Neighborhood Brasserie That Keeps Wine Honest
East Side · Providence · American Brasserie (French-Influenced) · Visit Website ↗
Reviewed June 18, 2026
Wingman Metrics
The wine list at Red Stripe reads exactly like the restaurant feels — unpretentious, approachable, and built for people who want a solid glass with their moules frites, not a seminar. It's not going to make you rethink anything, but it's not going to make you wince at the bill either. Familiar names, reasonable prices, no surprises in either direction.
The list sits in that 40–70 bottle range where you'd expect a brasserie of this caliber to land — enough options to satisfy the table, not so many that someone gets lost. The regional spread leans on safe, well-distributed bottles: California Cab and Pinot, Argentine Malbec, Italian Pinot Grigio, a Prosecco to start. There's no deep Burgundy rabbit hole here, no natural wine moment, no Loire Valley curveball — the list is built to move bottles in a busy room, not to educate. The French-influenced menu would love a dedicated Rhône section or even a single Muscadet for those mussels, but that ambition isn't on display.
Eight to fourteen pours by the glass keeps things functional without being overwhelming. The lineup covers the major bases — bubbly, white, red — with mainstream producers doing the heavy lifting. Rotation doesn't appear to be a priority here; this reads like a set-it-and-forget-it program that works well enough for a Tuesday dinner crowd.
Oberon Cabernet Sauvignon Napa Valley — $13
Retail on Oberon hovers around $26, and at $13 a glass Red Stripe is essentially charging a 1x markup — rare for Napa Cab by the glass anywhere. It's a crowd-pleasing, well-made pour that punches well above what you'd expect at this price point in a restaurant setting.
Broadside Cabernet Sauvignon Paso Robles
Most people at this table are reaching for the Oberon, but Broadside is a Paso Robles Cab with real density and dark fruit character from Margarita Vineyard. At $11 a glass, it's the kind of bottle that regularly surprises people who expect it to be filler. Order it with the steak frites and reassess.
Terrazas de los Andes Malbec
At $11 a glass on a bottle that retails for $14, the markup here is the steepest on the list proportionally — you're paying nearly 3x retail. Terrazas is a perfectly fine weeknight Malbec, but it's also on every grocery store endcap in America. The Broadside Cab does more for the same price.
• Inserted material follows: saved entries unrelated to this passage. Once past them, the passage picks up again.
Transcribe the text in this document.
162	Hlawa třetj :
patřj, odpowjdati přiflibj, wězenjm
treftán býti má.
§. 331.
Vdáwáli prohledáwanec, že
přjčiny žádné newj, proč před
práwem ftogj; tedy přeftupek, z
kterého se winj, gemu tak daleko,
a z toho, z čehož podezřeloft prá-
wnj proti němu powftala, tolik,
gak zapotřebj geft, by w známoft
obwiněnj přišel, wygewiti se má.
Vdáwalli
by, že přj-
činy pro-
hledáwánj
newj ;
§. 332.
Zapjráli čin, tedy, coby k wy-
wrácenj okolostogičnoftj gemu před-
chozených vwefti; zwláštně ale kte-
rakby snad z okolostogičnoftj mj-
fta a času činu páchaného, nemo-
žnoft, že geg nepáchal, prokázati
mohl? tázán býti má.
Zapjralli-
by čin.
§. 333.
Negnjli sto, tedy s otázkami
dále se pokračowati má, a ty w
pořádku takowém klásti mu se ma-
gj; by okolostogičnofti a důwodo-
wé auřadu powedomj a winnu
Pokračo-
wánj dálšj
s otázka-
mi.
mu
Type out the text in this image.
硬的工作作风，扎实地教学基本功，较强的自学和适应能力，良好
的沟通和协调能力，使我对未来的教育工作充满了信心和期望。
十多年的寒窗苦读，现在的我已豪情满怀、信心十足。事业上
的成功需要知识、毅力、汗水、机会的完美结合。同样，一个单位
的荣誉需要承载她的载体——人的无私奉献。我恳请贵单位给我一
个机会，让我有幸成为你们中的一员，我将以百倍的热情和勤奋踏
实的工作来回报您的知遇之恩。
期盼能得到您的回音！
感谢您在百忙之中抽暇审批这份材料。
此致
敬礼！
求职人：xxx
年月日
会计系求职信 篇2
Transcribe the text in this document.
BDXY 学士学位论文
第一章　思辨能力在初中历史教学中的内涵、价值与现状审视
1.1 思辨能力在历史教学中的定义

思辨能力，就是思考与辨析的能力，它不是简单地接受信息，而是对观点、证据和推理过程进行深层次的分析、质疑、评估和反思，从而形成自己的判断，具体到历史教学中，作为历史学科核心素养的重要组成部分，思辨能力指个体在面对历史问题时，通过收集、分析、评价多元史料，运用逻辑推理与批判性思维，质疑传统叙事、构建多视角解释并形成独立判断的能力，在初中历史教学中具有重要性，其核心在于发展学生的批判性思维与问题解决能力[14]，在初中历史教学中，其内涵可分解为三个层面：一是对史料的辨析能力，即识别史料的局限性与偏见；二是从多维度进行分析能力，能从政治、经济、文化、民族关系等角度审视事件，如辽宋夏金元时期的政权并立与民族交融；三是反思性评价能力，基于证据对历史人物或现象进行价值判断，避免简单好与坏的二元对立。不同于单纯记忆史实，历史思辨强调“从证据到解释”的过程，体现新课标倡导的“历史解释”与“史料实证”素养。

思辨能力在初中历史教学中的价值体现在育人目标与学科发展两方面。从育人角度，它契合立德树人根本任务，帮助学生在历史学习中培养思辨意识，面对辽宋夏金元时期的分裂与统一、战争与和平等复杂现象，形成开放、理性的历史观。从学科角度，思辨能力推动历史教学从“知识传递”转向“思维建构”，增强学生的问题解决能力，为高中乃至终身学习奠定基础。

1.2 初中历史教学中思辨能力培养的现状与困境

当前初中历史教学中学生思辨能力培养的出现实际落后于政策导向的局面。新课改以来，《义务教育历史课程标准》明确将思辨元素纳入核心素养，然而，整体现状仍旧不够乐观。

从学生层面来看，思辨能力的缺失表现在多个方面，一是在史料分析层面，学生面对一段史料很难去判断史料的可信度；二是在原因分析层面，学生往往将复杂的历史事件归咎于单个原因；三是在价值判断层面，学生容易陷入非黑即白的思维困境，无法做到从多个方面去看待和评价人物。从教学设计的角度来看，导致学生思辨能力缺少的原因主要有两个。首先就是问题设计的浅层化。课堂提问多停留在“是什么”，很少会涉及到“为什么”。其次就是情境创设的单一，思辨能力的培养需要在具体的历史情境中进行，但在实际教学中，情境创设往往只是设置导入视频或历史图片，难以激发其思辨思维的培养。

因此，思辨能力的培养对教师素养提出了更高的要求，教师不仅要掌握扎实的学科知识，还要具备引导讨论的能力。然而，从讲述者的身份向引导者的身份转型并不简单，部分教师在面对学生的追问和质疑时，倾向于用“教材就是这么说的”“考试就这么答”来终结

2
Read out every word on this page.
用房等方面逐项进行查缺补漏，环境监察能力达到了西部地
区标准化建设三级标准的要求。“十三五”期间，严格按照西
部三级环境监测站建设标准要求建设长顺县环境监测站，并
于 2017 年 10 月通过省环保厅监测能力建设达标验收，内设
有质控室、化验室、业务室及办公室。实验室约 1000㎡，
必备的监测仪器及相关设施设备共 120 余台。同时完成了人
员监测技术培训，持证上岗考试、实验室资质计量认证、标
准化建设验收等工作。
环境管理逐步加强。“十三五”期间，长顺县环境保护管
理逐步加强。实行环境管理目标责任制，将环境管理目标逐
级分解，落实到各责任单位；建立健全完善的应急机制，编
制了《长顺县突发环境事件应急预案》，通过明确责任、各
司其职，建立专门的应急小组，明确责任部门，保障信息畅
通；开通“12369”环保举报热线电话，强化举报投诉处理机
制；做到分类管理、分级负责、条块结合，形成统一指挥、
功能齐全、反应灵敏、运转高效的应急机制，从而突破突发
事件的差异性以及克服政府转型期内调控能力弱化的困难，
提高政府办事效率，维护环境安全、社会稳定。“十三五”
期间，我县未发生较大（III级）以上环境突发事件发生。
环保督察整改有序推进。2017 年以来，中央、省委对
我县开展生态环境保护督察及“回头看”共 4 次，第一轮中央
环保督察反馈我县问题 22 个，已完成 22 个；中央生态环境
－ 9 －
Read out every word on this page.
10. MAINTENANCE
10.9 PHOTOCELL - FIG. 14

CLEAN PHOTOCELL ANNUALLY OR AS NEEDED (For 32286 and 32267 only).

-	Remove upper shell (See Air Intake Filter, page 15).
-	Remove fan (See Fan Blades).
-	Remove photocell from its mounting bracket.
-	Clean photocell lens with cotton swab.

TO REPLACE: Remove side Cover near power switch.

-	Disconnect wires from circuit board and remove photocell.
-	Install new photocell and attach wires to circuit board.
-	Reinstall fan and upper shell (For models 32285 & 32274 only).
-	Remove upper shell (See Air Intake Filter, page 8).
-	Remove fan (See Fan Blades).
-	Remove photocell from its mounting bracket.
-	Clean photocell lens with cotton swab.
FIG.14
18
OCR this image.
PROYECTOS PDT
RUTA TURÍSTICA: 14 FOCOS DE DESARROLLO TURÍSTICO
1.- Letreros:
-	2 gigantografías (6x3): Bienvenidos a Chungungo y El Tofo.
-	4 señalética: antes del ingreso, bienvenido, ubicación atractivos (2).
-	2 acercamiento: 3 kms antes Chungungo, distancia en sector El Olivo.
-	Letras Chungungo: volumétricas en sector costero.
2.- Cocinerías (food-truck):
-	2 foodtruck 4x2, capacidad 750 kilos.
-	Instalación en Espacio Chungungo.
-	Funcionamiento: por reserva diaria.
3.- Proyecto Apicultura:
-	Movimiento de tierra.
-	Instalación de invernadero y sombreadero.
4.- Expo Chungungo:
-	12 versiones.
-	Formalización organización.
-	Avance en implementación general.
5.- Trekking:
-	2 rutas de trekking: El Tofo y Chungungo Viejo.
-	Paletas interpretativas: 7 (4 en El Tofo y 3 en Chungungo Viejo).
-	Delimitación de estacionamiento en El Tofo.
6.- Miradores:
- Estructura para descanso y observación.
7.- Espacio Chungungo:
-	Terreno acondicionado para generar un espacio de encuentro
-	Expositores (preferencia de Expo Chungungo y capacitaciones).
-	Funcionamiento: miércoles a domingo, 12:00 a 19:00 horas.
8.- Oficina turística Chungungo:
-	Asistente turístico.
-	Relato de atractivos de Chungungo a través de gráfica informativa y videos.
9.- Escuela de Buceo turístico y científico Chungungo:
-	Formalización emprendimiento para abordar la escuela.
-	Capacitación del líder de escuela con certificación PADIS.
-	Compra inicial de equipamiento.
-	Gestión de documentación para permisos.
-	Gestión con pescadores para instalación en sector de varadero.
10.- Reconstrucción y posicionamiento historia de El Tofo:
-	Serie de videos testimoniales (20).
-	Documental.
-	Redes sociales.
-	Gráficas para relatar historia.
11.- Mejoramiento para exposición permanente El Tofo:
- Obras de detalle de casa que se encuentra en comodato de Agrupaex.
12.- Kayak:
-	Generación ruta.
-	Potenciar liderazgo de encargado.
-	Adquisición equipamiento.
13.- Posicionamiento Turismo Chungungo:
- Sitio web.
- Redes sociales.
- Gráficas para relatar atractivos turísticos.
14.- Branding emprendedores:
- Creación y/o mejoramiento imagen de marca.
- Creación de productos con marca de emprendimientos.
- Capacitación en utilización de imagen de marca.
Santa Margherita Pinot Grigio Alto Adige + Moules Frites
Santa Margherita's Pinot Grigio has enough citrus snap and light minerality to cut through the briny, buttery moules frites broth without disappearing into it. It's not a revelatory pairing, but it's a clean, classic match that works every time — and at $13 a glass, you can go back for more without guilt.
✔️ The Bottom Line
Red Stripe isn't a wine destination, but it's not pretending to be one either. Fair prices on recognizable bottles in a lively room that actually makes you want to stay for another glass — that's a respectable thing to get right.